General Sisi could be Egypt's next president, but his election will not solve Egypt's problems. (Photo Credit: Al Arabiya).

General Sisi could be Egypt’s next president, but his election will not solve Egypt’s problems. (Photo Credit: Al Arabiya).

It seems increasingly likely that General Abdel Fattah El Sisi will be Egypt’s next president. Though the final decision might depend on the extent to which the upcoming constitutional referendum can be interpreted as a popular mandate, the signs pointing to an impending presidential run are clearly visible.

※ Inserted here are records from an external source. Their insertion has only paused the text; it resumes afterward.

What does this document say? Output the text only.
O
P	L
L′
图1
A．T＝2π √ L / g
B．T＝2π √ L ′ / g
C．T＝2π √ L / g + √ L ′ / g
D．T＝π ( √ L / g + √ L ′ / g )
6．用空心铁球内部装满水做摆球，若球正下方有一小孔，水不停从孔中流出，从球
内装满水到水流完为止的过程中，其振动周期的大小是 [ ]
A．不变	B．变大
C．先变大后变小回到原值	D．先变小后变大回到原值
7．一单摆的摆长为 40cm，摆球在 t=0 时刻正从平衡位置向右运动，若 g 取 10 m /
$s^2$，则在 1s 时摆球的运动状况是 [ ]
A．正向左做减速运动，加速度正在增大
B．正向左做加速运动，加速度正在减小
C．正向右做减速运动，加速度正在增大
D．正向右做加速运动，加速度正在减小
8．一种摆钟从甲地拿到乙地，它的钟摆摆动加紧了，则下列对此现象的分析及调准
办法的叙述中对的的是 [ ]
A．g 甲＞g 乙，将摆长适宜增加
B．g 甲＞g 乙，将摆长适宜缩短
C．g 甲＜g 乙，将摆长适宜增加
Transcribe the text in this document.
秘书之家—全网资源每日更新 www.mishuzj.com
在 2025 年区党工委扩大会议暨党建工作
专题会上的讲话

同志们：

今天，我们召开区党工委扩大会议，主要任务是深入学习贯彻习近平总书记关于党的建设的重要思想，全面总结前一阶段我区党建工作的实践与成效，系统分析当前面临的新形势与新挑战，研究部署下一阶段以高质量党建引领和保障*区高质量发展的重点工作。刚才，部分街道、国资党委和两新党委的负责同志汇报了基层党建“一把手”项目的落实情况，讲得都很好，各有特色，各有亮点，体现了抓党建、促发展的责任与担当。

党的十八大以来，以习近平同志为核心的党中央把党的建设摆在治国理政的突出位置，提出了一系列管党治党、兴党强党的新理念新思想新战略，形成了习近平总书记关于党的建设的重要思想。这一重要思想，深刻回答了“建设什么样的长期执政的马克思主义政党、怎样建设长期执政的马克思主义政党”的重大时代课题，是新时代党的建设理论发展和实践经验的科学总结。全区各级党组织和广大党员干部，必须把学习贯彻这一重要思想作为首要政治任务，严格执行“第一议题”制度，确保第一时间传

Recent leaks to the press, which claimed that the presidential election will be held before parliamentary elections and that Sisi has made up his mind to run, suggest a possible attempt to increase turnout in the referendum and pave the way for an announcement of the general’s candidacy. More broadly, a Sisi candidacy would track with the trajectory of Egyptian politics following the July 3 coup, in which the cult of personality surrounding the general has been encouraged, hardliners have engineered a repressive crackdown against the Muslim Brotherhood and secular activists, and the military and security forces have been the dominant players in restructuring the country’s political system.

Whether Sisi chooses to become president or remain minister of defense will have a significant impact on the cohesiveness of the Egyptian state. Writing for Al-Masry Al-Youm, Nathan Brown argues that:

President Sisi is poised to be a powerful figure, taking command of the central institution in Egyptian political life for sixty years–the presidency. He might be able to re-unify the state apparatus, and he might initially have a popular mandate to do so. But in the end, this would most likely lead to the same presidential autocracy that Egyptians revolted against in January 2011.

If Sisi was minister of defense alongside an elected president, there would probably be a slightly different outcome, especially under the terms of the proposed constitution. Critical institutions of the Egyptian state–the military, security agencies, judiciary and Al-Azhar, which all see themselves as above politics–would likely operate autonomously of each other. And they would be immune to oversight by democratic institutions, thereby deepening the Balkanization of the Egyptian state.

Neither of these outcomes will produce democracy, but could a Sisi presidency at least lead to stability? That seems unlikely. Even if Sisi succeeds at reunifying the Egyptian state as president, there are few reasons to think that he will be able to contain the country’s ongoing political and economic instability. Sisi will not be an autocratic savior; instead, these problems are set to continue regardless of who becomes the next president.

For one, the Egyptian military does not have much of a record on the economy. According to Farah Halime, “The military are far from being shrewd businessmen. Instead, because of a track record of losing contracts, bad ties to regional powers and dodgy accountancy, the army are relying on selling bottled water and other domestic goods to survive.” Sisi himself has shown no evidence of possessing a vision for reforming the economy, and is reportedly “reading up on economic issues.”

Nor would President Sisi prove any more capable of ending Egypt’s political unrest. A harsh crackdown has been ongoing for months, but the protest movement shows no signs of dying down and an armed insurgency seems to be spreading. It is not clear how Sisi’s transfer from the ministry of defense to the presidency would change this dynamic, since the government’s policy of repression is already his own.

At the end of the day, it will be difficult to escape Egypt’s current political trajectory. As Steven Cook recently put it:

There was a coup d’état in Egypt, the response to that inherently anti-democratic act has been violence, and in order to establish political control in an increasingly unstable and contested political environment, Egyptian leaders have resorted to authoritarian measures all in the name of a revolution that was for democracy.  So the next time something or someone blows up in Egypt or the next time a student is killed on a university campus, or when blood flows in street demonstrations, no one should be shocked or surprised.

Regardless of whether Sisi becomes president, Egypt’s troubles are likely to continue for some time.